The main difficulty of his cancer journey, to Dan, is coming to terms with the change it’s created in his family members’ lives. “I can’t thank them enough. I don’t have the words to fully express that and what they’ve been doing and how they’ve treated me and taken care of me. They’ve given me so much more than I can give back,” he says. The sentiment rebounds with all of the family members. “His kids love him, no matter what,” Danella says. “He’s worried about what he’s done in his life, and we don’t care. We just love him.” Deanna echoes, “No matter what.”
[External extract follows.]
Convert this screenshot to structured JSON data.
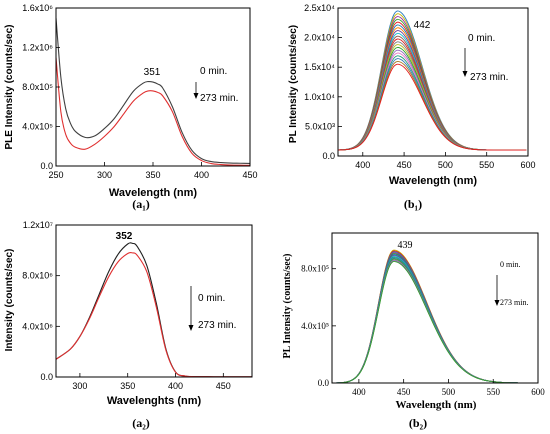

Dan’s advice to someone who has recently received a cancer diagnosis is to contemplate it for a second. “You’re going to have to really sit back and really think about it, because it’s going to be a journey for you and everybody around you. You can either be an influence or break down over it all.” Dan would encourage anybody who is starting a journey of cancer treatment to circle the wagons and surround themselves with friends and family. He knows that’s what has gotten him this far and kept him going this long. “The Lord Jesus Christ keeps me motivated every day, as well as seeing family and friends every day. When it comes down to those last hours, I’ll probably be in that room, and I’ll probably be still visiting with the people that come by.” And that’s exactly how Dan wants it.